С годами Мотя забирала все большую власть. И в какой-то момент я подумала, что это невозможно дальше терпеть. И сказала: знаешь что, Мотя, я тебе нашла очень хорошее место у одного профессора, там ты можешь хозяйничать. Давай попробуем расстаться.
Она согласилась. Она пошла туда, прожила там две или три недели, но приходила к нам, и я видела, что она так несчастна, что ей так плохо… Что мир перевернулся, что она не может жить без Павлика, и вообще… И мы с Симой дрогнули, пожалели ее и сказали: ладно, давай, возвращайся.
Она периодически устраивала большие скандалы. На какую-нибудь тему. Всегда находила. Одна из излюбленных тем – вот, живу тридцать лет в Москве вашей поганой, а комнаты-то себе не заработала. Для всяких интеллигентов комната есть, а для рабочего человека комнаты нет.

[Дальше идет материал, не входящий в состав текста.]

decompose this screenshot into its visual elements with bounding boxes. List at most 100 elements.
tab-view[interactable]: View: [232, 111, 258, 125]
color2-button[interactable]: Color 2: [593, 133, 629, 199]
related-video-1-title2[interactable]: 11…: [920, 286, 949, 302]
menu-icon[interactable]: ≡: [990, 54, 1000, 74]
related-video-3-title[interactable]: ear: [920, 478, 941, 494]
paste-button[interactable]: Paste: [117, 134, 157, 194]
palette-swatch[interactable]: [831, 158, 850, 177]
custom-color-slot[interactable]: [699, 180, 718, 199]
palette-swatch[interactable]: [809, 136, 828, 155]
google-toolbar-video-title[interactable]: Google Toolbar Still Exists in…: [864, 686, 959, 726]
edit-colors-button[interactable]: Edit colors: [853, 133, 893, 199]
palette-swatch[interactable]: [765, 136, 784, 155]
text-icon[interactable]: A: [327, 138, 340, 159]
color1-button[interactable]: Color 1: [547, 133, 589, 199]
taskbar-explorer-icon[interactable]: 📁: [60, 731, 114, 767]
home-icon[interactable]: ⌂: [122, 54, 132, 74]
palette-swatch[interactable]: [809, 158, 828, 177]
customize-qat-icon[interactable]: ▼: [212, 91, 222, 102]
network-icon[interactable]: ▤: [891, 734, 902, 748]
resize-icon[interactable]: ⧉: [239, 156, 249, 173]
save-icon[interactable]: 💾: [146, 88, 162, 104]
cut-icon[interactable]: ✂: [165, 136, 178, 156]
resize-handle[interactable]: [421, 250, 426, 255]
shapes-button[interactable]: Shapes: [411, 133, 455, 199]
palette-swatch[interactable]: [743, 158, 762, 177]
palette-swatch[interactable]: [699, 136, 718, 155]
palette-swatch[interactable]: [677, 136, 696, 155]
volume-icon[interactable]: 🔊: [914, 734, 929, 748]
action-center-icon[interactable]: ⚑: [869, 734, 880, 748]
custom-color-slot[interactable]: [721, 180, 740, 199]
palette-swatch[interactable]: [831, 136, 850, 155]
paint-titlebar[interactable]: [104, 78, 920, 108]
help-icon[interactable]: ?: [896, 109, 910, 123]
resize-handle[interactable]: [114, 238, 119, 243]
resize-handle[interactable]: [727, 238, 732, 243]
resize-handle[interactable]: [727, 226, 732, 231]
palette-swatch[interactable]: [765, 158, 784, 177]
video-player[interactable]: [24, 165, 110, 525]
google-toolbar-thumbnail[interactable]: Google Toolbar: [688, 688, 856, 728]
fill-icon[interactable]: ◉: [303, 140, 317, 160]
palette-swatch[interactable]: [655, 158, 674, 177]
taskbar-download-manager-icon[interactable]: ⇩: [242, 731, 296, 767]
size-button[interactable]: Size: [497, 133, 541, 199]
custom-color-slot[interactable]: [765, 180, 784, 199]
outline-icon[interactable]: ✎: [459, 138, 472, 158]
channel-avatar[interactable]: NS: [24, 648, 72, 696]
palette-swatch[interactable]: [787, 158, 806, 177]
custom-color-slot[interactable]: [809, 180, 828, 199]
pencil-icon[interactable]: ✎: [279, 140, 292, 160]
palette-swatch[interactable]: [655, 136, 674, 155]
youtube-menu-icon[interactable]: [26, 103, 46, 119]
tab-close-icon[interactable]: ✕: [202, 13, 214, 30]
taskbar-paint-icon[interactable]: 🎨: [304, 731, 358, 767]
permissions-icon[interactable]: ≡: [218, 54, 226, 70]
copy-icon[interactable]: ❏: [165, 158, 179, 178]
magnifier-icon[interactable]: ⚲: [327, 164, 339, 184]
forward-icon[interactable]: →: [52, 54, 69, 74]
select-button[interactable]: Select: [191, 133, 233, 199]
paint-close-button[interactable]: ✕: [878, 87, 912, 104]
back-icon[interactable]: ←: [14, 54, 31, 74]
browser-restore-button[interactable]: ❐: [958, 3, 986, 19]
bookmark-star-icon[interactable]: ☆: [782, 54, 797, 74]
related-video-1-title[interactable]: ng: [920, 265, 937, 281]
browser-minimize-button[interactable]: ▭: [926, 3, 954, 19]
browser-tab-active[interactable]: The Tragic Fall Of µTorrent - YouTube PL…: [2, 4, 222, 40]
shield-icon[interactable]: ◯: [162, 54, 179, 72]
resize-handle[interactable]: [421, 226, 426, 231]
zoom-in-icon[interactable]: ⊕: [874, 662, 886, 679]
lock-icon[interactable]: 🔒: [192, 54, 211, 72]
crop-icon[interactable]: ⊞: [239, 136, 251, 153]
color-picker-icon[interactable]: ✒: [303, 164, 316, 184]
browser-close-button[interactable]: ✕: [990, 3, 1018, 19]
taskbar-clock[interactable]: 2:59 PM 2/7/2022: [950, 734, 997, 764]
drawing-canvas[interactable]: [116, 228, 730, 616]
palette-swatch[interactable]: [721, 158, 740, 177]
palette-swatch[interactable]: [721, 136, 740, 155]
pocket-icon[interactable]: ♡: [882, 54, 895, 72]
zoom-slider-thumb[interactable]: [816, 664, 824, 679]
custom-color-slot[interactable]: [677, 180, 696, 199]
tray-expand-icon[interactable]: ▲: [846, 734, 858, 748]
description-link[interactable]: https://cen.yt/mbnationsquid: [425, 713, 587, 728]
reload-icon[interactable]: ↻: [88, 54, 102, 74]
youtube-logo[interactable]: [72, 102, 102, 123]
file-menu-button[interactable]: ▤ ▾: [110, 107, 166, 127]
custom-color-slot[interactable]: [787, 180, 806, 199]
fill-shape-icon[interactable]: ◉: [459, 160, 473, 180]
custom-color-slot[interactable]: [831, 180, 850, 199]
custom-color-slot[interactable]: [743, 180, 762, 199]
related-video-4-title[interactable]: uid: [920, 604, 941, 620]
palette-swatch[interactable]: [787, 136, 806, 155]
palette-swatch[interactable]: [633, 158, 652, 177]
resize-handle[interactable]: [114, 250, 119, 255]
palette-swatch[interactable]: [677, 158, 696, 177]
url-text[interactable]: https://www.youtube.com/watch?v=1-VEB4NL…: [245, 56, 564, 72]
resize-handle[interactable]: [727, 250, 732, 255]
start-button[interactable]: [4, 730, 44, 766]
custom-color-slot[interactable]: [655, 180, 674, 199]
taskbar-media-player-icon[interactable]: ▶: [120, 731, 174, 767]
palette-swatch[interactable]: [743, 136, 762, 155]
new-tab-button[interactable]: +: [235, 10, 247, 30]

А у Моти такая манерка была: она разговаривала, всегда провоцируя людей. Вот, например, говорит: «Ну, конечно, разве вы будете хлопотать для меня комнату, вам же это невыгодно, вам же лучше, чтоб я здесь жила». Что было неверно – я мечтала, чтобы она ушла. А она: «Вам же удобно, чтобы прислуга всегда была под боком, вы и не подумаете себя побеспокоить». Или потом у нее была навязчивая идея, чтобы ее похоронили в родной деревне. Она постоянно говорила о смерти и готовиться к ней начала загодя, как к празднику. Собрала наряд и все принадлежности для похорон: длинное белое в голубой цветочек платье из блестящего атласа, три белых кружевных косынки, крестик, дешевые колечки, плюшевые тапочки. Приготовила сорок черных косынок для женщин, которые будут сопровождать ее на кладбище, сорок черных повязок на левую руку для мужчин и сорок деревянных ложек на поминки. Но всегда говорила со мной на эту тему так: «Ну, конечно, Лилианна Зиновьевна, разве вы меня повезете к моим папе и маме? Да в жизни вы меня туда не повезете, это же все разговоры, я знаю, это вы меня обманываете, вы мне зубы заговариваете. Вы никогда этого не сделаете». Вот так она вообще разговаривала. Но при этом преданность ее детям, да не только детям, я думаю, и нам тоже… Меня она любила все же меньше всего, но и меня любила, потому что все конфликты с ней разрешала я.
И вот комната. То, что казалось мне безумно трудным, невыполнимым, оказалось легче легкого. Я пошла к нашей домоуправше и сказала – боясь, дрожа, мы же всего боимся, – что вот мне надо бы комнату для Моти. Мотя стареет, ей хочется жить отдельно. Что-то вяло и испуганно плела. Она говорит: комнату? Это проще простого. Вы готовы заплатить восемьдесят рублей? Я переспросила: «Восемьдесят?» Думала, показалось, – это же смехотворно маленькая сумма. Она говорит: я вас отведу в райисполком за восемьдесят рублей. Я обомлела. И странным образом все так и получилось. Очень легко. Правда, потом эту женщину, которой я дала восемьдесят рублей, арестовали. И я очень боялась, как бы меня не призвали к ответу. Но не призвали. Мотя в доме напротив получила комнату в трехкомнатной квартире и немножко успокоилась.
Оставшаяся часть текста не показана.